By this time we had reached the boarding-house. We could see Mrs. Wyman at the window of the reception room. She was evidently surprised and amused to see us together. I was sure that I should hear more of it, and I was not mistaken.
"Oh, Dr. Fenwick," she said playfully, as she took a seat beside me at the table. "I caught you that time."
"I don't understand you," I said, innocently.
"Oh, yes, you do. Didn't I see you and Miss Blagden coming in together?"
"Yes."
"I thought you would confess. Did you have a pleasant walk?"
"It was only from the Star Theatre."
"I see you are beginning to apologize. You could say a good deal between Waverley Place and the Star Theatre."
"We did."
"So I thought. I suppose you were discussing your fellow boarders, including poor me."
"Not at all."
"Then my name was not mentioned?"
"Yes, I believe you were referred to."
"What did she say about me?" inquired the widow, eagerly.
"Only that she was older than you."
"Mercy, I should think she was. Why, she's forty if she's a day. Don't you think so?"
"I am no judge of ladies' ages."
"I am glad you are not. Not that I am sensitive about my own. I am perfectly willing to own that I am twenty seven."
"I thought you said twenty-nine, the other evening?"
"True, I am twenty-nine, but I said twenty-seven to see if you would remember. I suppose gentlemen are never sensitive about their ages."
"I don't know. I am twenty-six, and wish I were thirty-six."
"Mercy, what a strange wish! How can you possibly wish that you were older."
"Because I could make a larger income. It is all very well to be a young minister, but a young doctor does not inspire confidence."
"I am sure I would rather call in a young doctor unless I were very sick."
"There it is! Unless you were very sick."
"But even then," said the widow, coquettishly, "I am sure I should feel confidence in you, Dr. Fenwick. You wouldn't prescribe very nasty pills, would you?"
"I would order bread pills, if I thought they would answer the purpose."
"That would be nice. But you haven't answered my question. What were you and Miss Blagden talking about?"
"About doctors; she hasn't much faith in men of my profession."
"Or of any other, I fancy. What do you think of her?"
"That is a leading question, Mrs. Wyman; I haven't thought very much about her so far, I have thought more of you."
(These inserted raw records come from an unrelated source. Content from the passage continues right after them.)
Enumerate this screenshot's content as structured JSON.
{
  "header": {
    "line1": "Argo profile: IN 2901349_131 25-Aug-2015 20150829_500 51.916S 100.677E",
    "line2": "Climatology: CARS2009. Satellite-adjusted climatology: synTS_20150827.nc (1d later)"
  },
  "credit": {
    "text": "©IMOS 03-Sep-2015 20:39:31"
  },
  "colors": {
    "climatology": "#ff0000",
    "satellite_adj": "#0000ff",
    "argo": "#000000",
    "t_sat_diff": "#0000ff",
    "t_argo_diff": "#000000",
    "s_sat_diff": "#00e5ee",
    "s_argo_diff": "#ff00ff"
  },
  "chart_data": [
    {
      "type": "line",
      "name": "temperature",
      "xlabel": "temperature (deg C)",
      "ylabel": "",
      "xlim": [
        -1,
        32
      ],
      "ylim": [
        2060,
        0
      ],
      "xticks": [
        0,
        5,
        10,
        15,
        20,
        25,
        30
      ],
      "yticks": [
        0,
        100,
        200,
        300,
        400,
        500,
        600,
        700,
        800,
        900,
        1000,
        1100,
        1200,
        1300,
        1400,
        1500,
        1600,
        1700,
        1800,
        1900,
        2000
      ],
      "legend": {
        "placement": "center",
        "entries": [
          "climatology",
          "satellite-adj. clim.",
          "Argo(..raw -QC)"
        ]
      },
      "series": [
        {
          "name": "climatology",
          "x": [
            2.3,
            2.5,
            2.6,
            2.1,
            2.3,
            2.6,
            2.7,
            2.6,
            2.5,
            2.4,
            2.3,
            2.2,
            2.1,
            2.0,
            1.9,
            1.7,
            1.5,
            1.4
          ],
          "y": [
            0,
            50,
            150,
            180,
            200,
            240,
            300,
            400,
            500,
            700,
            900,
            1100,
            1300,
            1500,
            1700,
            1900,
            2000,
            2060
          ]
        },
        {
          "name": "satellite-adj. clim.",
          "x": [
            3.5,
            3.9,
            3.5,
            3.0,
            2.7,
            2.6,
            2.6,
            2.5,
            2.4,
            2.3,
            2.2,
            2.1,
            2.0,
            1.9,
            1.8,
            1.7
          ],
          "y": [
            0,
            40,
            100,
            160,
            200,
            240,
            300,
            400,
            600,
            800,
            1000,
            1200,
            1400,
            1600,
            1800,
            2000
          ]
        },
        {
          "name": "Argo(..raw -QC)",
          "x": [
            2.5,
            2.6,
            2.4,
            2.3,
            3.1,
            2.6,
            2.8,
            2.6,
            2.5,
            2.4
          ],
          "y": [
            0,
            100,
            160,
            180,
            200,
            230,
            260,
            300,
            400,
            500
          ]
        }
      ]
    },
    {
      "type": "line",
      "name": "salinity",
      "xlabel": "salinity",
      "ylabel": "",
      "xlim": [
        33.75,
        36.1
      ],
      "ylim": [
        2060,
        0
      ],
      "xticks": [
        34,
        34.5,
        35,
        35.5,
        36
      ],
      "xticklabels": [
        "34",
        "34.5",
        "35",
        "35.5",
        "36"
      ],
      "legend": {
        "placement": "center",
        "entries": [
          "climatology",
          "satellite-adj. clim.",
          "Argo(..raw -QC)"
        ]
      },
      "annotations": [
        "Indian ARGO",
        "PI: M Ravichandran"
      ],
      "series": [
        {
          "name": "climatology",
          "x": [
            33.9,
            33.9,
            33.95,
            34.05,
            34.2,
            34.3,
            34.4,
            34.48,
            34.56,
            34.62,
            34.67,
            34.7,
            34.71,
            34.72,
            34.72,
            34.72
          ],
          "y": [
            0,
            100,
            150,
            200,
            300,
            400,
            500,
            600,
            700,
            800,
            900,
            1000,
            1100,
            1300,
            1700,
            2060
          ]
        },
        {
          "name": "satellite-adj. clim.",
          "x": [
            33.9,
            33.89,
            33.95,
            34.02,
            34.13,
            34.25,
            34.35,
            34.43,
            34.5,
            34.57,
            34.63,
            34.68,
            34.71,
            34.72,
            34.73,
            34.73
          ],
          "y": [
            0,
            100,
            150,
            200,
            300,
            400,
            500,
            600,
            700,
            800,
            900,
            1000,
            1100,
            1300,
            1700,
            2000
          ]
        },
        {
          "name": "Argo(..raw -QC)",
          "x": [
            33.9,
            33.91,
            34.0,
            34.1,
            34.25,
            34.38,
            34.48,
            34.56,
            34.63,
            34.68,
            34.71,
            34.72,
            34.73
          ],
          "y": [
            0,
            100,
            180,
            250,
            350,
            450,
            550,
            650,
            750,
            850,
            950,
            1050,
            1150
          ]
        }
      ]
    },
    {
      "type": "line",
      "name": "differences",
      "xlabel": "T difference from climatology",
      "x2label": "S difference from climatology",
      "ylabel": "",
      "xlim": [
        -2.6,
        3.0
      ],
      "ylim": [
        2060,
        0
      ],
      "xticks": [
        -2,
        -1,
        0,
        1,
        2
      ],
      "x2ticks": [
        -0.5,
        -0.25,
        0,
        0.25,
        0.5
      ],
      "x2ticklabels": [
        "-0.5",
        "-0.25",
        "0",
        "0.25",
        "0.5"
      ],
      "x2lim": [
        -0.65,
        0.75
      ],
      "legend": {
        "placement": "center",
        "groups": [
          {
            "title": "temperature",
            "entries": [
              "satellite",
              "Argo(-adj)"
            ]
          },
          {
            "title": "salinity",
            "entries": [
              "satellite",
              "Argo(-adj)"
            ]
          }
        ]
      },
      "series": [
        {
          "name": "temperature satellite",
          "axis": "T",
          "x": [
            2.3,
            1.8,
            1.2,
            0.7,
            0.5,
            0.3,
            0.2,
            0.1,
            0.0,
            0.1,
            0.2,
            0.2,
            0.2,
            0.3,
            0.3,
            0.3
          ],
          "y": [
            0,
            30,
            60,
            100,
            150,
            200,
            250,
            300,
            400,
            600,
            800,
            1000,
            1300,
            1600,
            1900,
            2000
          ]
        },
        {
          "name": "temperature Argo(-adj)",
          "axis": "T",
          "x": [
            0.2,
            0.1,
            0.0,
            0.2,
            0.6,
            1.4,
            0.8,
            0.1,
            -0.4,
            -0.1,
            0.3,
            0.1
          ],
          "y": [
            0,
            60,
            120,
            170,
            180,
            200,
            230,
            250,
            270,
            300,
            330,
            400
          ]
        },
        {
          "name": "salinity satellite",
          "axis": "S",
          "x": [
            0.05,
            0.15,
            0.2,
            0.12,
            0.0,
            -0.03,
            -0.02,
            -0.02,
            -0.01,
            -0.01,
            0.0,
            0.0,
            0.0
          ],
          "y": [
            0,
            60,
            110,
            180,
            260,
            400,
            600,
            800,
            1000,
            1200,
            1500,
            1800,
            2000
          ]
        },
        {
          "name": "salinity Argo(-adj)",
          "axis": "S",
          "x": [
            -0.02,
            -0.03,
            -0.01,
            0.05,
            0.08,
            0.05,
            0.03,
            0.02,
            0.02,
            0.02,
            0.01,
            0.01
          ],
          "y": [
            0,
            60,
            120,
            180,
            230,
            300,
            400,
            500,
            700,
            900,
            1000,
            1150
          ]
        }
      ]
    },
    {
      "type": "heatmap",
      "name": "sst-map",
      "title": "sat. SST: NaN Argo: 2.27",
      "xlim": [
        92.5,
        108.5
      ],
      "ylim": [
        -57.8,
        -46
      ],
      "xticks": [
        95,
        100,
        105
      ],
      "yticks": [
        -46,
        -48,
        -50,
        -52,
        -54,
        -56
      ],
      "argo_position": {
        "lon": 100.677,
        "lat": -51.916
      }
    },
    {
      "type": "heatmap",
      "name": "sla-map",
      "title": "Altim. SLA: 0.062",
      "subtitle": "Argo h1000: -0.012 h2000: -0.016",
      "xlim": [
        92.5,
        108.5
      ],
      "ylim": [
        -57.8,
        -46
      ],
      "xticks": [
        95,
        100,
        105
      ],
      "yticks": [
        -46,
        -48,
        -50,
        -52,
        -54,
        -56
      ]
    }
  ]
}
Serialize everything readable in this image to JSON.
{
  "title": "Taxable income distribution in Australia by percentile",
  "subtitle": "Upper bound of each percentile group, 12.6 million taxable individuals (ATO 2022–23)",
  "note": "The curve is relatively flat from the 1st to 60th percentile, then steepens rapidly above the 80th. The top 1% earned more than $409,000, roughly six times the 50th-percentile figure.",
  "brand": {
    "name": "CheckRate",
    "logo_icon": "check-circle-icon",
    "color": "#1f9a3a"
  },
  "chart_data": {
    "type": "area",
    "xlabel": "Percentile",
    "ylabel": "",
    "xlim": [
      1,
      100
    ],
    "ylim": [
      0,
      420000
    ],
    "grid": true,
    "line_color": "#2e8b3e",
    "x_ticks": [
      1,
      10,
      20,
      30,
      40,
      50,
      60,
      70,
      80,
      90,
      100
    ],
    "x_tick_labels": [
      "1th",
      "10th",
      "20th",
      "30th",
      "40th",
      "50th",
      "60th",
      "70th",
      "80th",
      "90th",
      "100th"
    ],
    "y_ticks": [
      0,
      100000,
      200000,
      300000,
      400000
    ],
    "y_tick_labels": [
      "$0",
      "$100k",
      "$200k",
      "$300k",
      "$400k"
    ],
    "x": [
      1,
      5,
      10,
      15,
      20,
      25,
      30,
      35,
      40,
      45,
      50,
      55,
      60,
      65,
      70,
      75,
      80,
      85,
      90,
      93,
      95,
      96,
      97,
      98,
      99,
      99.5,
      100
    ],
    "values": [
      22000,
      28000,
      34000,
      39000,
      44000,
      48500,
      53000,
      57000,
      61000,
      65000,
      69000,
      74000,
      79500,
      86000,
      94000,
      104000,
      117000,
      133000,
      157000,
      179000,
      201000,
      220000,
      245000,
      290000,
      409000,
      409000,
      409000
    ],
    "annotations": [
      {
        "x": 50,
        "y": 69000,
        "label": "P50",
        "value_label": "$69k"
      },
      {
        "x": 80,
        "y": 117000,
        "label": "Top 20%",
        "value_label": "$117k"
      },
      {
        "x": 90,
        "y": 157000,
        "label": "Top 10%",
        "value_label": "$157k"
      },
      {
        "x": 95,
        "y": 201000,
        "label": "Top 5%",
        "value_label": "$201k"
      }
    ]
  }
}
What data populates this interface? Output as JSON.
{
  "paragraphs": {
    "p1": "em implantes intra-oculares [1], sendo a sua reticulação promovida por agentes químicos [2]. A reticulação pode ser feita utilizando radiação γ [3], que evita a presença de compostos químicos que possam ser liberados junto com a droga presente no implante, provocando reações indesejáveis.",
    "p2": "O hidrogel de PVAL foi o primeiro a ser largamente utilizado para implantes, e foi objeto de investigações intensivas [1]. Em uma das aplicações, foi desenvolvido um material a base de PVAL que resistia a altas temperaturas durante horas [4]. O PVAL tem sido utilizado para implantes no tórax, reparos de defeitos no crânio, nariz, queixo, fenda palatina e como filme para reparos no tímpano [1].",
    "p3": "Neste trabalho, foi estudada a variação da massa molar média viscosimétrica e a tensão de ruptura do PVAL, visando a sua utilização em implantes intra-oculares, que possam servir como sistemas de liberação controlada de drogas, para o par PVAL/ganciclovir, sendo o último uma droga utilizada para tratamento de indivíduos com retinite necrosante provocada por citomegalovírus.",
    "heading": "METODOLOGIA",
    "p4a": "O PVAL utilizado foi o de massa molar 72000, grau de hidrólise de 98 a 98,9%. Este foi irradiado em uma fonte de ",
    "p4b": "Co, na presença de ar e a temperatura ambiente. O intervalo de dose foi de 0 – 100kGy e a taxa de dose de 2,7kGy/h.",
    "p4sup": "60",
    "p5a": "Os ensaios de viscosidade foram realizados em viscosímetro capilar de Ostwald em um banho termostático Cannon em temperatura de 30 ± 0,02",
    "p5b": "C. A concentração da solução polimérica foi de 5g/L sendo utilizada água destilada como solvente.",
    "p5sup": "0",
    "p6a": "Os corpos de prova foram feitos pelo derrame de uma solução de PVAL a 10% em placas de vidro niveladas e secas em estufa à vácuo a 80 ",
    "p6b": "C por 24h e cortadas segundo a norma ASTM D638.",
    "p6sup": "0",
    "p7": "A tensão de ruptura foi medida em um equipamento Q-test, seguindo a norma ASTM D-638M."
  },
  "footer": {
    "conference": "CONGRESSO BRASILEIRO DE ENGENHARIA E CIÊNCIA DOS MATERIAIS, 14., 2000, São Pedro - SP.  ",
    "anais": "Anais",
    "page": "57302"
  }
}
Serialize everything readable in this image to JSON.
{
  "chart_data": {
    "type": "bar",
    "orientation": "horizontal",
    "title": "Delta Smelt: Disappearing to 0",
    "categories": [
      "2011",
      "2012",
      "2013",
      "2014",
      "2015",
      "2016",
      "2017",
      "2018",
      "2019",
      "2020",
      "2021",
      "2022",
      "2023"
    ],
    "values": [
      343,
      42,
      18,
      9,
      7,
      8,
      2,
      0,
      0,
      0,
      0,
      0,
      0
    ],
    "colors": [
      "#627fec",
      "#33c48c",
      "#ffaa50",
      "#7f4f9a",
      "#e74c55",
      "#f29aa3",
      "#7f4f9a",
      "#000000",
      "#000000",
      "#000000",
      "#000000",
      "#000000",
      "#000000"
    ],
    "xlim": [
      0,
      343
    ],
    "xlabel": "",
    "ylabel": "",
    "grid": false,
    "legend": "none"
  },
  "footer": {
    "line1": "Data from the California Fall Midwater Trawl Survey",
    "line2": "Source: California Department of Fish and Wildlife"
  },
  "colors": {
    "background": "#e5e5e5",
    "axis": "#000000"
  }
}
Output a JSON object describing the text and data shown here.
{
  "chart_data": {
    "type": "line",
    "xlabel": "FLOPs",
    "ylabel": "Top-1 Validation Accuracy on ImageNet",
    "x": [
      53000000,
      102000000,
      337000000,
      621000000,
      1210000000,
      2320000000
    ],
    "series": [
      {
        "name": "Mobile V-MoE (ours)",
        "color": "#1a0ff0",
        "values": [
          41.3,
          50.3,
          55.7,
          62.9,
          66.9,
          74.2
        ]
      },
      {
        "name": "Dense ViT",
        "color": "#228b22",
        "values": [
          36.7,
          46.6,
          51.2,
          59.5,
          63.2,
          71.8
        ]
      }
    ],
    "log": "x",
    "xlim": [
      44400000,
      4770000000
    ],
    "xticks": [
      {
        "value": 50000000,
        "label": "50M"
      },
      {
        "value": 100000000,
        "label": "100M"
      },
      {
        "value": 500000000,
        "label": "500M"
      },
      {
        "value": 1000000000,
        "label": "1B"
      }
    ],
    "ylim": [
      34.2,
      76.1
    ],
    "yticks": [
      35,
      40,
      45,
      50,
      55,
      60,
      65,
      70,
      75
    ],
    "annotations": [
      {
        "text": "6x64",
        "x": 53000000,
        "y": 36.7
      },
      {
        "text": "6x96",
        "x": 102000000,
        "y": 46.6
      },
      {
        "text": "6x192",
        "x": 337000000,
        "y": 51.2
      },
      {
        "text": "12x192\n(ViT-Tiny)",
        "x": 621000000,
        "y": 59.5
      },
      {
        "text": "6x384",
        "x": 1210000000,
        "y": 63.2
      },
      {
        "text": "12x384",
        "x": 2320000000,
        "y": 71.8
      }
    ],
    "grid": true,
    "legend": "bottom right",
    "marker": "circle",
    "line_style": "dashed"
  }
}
"Oh, you naughty flatterer!" said the widow, graciously. "Not that I believe you. Men are such deceivers."
"Do ladies never deceive?"
"You ought to have been a lawyer, you ask such pointed questions. Really, Dr. Fenwick, I am quite afraid of you."
"There's no occasion. I am quite harmless, I do assure you. The time to be afraid of me is when you call me in as a physician."
"Excuse me, doctor, but Mrs. Gray is about to make an announcement."
We both turned our glances upon the landlady.
Mrs. Gray was a lady of the old school. She was the widow of a merchant supposed to be rich, and in the days of her magnificence had lived in a large mansion on Fourteenth Street, and kept her carriage. When her husband died suddenly of apoplexy his fortune melted away, and she found herself possessed of expensive tastes, and a pittance of two thousand dollars.
She was practical, however, and with a part of her money bought an old established boarding-house on Waverley Place. This she had conducted for ten years, and it yielded her a good income. Her two thousand dollars had become ten, and her future was secure.
Mrs. Gray did not class herself among boarding-house keepers. Her boarders she regarded as her family, and she felt a personal interest in each and all. When they became too deeply in arrears, they received a quiet hint, and dropped out of the pleasant home circle. But this did not happen very often.